CHARLOTTE – Toyota is coming, Toyota is coming.

So what?

Monday's announcement that Toyota will finally fulfill its long-rumored entry as a competing manufacturer in both Nextel Cup and Busch Series competition is much ado about nothing.

Sure, there are purists and old-time fans who would love to take NASCAR chairman Brian France out to the woodshed, saying along the way: "How dare you bring in a non-American car manufacturer? It's sacrilege, and yet another nail in the coffin of GM, Ford and Dodge."

"It's un-American," the red-necked, white sock-wearing and Blue Ribbon-beer loving crowd will say. They're also part of the same group that probably believes NASCAR should not be running races in Mexico or, someday soon, in Canada.

If this was the old USA, circa 1986, it would be more understandable that Japanese automakers would create such a stir. But this is 20 years later, the 21st century, and America is more culturally and ethnically diverse than ever.

So what if Toyota is headquartered in Japan? Tell the nearly 400,000 employees (direct and indirect) the company has across the U.S. that it's a Japanese-only firm, or that it only produces cars in the Land of the Rising Sun rather than in places like Erlanger and Georgetown, Ky.; Princeton, Ind.; Fremont, Calif.; St. Louis and Troy, Mo.; Huntsville, Ala.; San Antonio; and Buffalo, W. Va.

Those sure sound an awful lot like American towns to me. And unless I miss my bet, I'm guessing that almost all of those employees in those towns are red-blooded Americans just like you and me.

There's more.

  • Of the roughly two million Toyota cars and trucks sold in the U.S. in 2004, 1.15 million of them were built right here on American soil.

  • Toyota pumped nearly $25 billion – yes, $25 billion – into the U.S. economy in 2004 with purchases of American auto parts, materials and other goods and services.

As much as some people may not like it, the America of 20 years ago is gone. We're no longer semi-isolationist. Rather, we're part of an ever-growing and thriving global economy that is blurring the lines of what is made where or who works for whom.

While it's understandable that many might lament that the global economy and outsourcing sometimes costs jobs here in the U.S., Toyota coming into NASCAR isn't about politics – it's about competition and sport.

(Incidentally, when I visited the Toyota Research and Development Center in High Point, N.C. a couple of years ago, I came away quite impressed with the facility and the plans the company had for the future – and I also noticed that an overwhelming majority of the employees I saw that day were American.)

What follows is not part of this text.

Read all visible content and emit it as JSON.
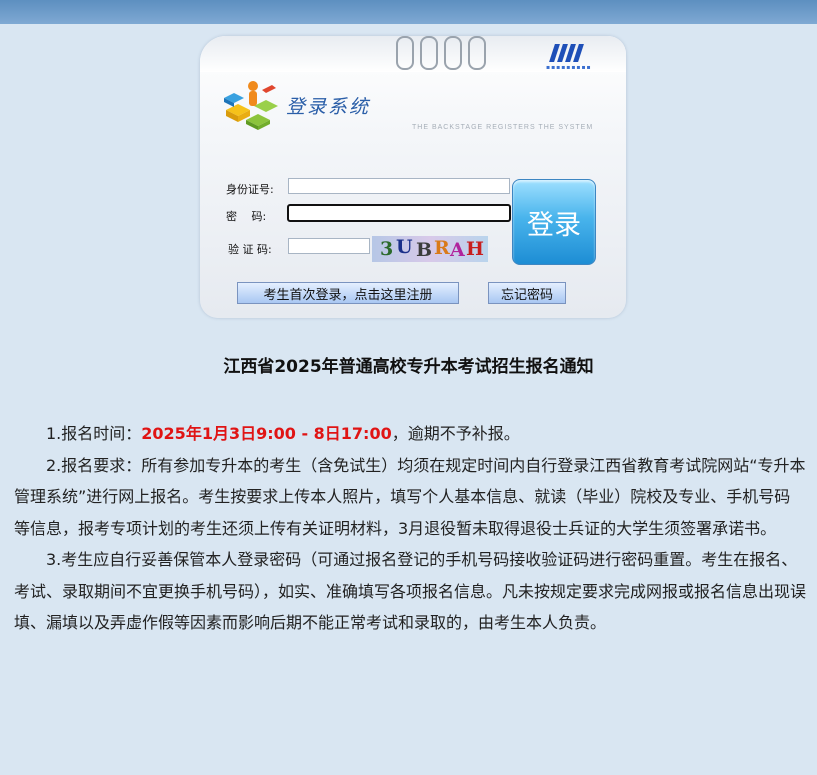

Sure, some may disagree. But when Dodge came back into NASCAR nearly five years ago, there was no backlash over the fact that parent company Daimler-Chrysler is based in Germany. Dodge is based in Auburn Hills, Mich., the purists adamantly said, ignoring that Daimler-Chrysler's top executives spoke with decidedly European accents.

But it's common to see American NASCAR fans driving to the races in Toyotas sporting stickers of Dale Earnhardt Jr., Tony Stewart, Jeff Gordon, Rusty Wallace and the like – and don't forget the countless other Japanese-brand vehicles such as Nissan and Honda in race track parking lots from Talladega to Fontana.

I've owned only four brands of cars in my life, and they've all given me years of good service and reliability: Dodge, Chevrolet, Buick and Toyota. They were all fairly well-made and performed almost identically to the other. So what if one was built in Canada (Dodge Intrepid), or another in Japan (Toyota Supra), while the others were built in the U.S.?

These are cars, folks, and this is the reality of business and sport in the U.S.

Toyota is coming into the top two levels of NASCAR because it feels it can be competitive on the race track, sell cars in dealership showrooms, make money and show a different kind of ingenuity against its American counterparts.

That's not any different from the reasons Ford, Dodge and Chevy are in NASCAR.

Toyota's roots may be in Japan, but the ingenuity will come from American drivers, American-owned teams, American crew members and American engineers.

You can't get much more American than that. It almost makes me want to go out and buy some apple pie and vanilla ice cream to go along with my sushi.